一族の中でも最長の寿命を誇った彼は、今やっと己の寿命が尽きる時を迎えて深い安堵の中にいた。


―――ああ、やっと。やっと追いかけることが出来る。


長い一生の中で僅か数十年という時は、まるで彗星が過ぎるがごとき短さだ。

それなのにその数十年で満たされた心は、それ以上の喜びも意味もそれからの生で見出だすことは出来なかった。


だからただひたすらに残された仲間を纏めることに費やし、その祝福の時を待ったのだ。


たゆたうような浅い眠りの淵で見る夢は、懐かしい笑い声と優しく撫でる手の感触。寄り添う温もりは春の日射しよりも柔らかい。


―――おいで、おいで、『 』私の大切な友達。


軽やかな声で彼を呼ぶ。


待って、待って。

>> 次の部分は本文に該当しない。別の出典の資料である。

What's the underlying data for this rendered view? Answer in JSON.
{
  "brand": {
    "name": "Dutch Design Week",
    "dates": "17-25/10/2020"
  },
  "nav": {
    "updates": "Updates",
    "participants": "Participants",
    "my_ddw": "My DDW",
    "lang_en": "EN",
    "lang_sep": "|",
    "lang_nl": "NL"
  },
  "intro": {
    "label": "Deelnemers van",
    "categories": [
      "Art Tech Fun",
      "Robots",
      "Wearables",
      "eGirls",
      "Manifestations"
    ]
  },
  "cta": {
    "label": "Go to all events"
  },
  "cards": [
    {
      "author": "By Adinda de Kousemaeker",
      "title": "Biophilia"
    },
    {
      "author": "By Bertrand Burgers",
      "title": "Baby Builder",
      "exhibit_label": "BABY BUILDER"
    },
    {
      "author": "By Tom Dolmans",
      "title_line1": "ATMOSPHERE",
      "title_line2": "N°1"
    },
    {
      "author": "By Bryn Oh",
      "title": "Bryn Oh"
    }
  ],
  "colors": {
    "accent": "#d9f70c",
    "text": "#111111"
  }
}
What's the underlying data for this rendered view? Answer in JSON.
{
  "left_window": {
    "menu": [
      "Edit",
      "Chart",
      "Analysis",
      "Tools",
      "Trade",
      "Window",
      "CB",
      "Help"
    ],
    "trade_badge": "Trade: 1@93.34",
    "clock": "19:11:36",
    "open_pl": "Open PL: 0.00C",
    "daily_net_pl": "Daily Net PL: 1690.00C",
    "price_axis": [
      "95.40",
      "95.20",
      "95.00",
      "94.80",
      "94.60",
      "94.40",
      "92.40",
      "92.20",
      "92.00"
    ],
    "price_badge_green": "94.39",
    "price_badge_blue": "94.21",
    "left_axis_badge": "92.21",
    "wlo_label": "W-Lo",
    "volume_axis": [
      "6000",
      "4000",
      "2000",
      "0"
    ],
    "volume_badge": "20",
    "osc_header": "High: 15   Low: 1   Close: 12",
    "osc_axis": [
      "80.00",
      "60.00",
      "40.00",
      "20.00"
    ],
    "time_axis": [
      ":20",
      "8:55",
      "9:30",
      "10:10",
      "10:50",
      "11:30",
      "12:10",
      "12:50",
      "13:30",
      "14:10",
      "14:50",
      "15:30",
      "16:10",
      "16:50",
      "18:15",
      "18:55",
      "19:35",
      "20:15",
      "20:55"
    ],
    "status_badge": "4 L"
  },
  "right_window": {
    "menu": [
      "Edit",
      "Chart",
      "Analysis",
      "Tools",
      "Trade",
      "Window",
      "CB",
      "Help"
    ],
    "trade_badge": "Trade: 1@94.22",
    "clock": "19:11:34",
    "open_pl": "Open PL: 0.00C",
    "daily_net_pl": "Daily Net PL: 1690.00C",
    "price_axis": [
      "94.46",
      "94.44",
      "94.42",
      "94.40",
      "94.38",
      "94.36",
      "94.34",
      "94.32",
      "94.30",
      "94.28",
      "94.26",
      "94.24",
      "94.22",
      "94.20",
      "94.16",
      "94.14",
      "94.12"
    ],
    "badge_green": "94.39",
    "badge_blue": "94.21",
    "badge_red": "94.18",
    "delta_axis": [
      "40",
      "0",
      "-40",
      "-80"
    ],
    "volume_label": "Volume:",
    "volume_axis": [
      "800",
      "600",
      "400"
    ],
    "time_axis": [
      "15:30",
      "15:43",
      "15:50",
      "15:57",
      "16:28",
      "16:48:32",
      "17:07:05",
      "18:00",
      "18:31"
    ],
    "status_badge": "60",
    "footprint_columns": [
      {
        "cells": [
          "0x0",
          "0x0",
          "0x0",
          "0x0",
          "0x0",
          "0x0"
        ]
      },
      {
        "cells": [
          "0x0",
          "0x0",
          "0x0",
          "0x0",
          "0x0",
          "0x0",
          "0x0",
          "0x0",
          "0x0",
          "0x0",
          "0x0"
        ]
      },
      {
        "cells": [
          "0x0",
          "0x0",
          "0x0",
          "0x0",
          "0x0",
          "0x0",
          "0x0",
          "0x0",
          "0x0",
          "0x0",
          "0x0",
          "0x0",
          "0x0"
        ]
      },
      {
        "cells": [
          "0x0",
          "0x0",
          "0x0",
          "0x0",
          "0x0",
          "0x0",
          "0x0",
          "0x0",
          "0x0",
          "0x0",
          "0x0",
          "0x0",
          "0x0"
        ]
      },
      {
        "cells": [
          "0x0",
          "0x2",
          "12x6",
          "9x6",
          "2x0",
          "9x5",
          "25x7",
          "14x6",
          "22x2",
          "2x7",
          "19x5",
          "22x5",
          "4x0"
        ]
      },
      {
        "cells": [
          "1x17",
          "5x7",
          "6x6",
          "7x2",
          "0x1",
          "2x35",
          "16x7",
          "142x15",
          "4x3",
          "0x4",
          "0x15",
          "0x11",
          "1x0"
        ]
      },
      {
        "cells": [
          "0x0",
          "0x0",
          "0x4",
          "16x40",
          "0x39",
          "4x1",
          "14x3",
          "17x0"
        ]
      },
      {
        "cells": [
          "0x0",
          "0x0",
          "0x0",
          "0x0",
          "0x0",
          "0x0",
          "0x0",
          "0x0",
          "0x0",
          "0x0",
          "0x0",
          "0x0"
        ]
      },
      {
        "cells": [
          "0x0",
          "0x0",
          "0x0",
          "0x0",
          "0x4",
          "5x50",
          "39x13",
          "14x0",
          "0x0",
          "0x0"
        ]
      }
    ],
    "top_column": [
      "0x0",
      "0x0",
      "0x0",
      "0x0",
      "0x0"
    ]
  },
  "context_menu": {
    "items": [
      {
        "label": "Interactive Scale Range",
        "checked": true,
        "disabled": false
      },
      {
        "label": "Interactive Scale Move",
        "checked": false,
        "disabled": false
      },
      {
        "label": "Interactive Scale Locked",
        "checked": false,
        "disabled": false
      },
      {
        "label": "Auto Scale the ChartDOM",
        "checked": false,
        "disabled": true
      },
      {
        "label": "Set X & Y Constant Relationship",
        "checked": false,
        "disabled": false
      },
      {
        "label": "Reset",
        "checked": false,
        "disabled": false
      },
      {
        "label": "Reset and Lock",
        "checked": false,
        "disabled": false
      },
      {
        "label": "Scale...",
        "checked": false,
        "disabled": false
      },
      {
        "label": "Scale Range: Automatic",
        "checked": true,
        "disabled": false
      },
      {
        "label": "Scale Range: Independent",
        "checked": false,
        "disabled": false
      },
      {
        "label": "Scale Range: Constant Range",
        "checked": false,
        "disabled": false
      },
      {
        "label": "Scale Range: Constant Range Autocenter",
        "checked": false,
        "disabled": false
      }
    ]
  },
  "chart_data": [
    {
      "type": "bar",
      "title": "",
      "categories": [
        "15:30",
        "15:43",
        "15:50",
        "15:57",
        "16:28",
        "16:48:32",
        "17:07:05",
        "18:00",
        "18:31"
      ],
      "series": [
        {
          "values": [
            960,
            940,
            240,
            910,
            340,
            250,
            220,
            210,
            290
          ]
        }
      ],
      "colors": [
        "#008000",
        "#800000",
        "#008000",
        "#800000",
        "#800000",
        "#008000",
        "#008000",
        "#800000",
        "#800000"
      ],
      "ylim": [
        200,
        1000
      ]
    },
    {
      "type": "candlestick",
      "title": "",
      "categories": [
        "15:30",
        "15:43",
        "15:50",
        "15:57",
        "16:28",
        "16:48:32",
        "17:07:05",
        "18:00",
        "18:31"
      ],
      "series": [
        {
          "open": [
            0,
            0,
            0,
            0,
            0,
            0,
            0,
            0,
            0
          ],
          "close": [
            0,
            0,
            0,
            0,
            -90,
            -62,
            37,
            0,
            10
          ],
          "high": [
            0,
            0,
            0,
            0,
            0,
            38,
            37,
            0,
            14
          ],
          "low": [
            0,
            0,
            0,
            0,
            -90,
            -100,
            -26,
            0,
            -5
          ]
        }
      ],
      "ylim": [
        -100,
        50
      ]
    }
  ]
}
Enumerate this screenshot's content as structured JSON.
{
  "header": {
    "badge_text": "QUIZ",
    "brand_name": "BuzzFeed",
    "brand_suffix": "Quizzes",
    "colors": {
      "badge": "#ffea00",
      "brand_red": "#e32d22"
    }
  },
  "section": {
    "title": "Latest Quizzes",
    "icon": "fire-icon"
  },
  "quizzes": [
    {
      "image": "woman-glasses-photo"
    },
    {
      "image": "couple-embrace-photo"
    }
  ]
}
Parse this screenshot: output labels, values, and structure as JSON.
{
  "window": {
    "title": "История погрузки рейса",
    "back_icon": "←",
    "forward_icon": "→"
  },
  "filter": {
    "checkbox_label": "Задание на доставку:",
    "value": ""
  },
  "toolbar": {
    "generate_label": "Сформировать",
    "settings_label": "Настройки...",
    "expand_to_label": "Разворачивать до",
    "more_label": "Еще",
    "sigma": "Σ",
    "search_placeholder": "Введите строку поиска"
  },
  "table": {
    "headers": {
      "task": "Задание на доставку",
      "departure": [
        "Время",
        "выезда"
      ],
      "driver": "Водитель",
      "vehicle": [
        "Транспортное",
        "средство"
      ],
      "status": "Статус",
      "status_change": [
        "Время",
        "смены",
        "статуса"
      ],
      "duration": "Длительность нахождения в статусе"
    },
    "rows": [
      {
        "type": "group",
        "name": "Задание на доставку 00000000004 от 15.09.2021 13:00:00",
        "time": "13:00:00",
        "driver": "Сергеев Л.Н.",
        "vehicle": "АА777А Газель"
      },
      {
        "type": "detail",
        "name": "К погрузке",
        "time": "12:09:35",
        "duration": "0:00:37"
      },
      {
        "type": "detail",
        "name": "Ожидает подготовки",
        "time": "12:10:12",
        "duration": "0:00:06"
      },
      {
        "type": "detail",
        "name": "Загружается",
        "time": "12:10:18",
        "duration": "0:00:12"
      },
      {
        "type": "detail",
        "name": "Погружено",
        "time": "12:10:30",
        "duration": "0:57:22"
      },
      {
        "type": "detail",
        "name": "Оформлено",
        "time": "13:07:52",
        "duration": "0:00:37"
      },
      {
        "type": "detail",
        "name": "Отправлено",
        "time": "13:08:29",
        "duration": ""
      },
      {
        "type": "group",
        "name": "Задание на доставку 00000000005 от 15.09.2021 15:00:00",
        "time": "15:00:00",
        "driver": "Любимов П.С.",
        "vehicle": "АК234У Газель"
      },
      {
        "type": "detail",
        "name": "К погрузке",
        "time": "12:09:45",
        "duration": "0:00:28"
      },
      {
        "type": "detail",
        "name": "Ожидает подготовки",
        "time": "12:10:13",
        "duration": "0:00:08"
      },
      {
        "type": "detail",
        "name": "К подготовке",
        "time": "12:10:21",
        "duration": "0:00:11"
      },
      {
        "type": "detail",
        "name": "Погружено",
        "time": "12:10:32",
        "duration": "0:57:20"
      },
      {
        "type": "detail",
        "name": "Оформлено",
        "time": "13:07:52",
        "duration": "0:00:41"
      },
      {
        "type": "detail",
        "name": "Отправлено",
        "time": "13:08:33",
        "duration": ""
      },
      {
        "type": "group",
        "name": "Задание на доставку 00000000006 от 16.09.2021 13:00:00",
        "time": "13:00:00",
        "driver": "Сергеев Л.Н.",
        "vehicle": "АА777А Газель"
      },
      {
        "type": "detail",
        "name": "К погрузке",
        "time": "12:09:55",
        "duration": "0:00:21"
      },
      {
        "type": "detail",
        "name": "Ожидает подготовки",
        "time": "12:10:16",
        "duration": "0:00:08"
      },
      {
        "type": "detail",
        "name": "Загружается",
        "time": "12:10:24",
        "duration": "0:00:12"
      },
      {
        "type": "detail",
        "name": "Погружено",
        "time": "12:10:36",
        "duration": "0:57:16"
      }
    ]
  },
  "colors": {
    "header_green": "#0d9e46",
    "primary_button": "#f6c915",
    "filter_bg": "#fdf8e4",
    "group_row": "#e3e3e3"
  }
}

俺を置いていかないで。今度こそ貴女を守るから。だから再び貴女の側に。


願う心は叫ぶけれど伸ばす腕は空をきるだけで何も掴まない。


だけど今度こそ本当に―――。



共に生きてきた大切な仲間や家族が見守る中、彼はその老いた肉体を脱ぎ捨てた。

肉体を捨てた魂は軽く、彼は光の速さで主の魂を探す。時間を越え空間を越え次元を超えて、長い放浪の果てに見付けたその魂の側に寄り添った。


新たな肉体を得て。





彼の新しい肉体は、なかなか彼の魂に適合しなかった。元々小さな体に宿っていた魂は今では彼と融合したが、脆弱な肉体は魂の強さを受け止めることが出来なかった。


だから常に四肢は怠く眠たかった。特に最初の1年は彼の魂はほとんど眠っていた。


それでも彼に不満はない。


常に主が側に居て頭を撫でてくれたから。柔らかい薫りに包まれていたから。


そこに主がいる。それ以上の幸福はなかったから。




にゃあ。


その声に彼は意識を向けた。

とても懐かしい気配だ。かつての生で共に戦った戦友ともの気配。


彼は重い体を起こすと声の元に向かった。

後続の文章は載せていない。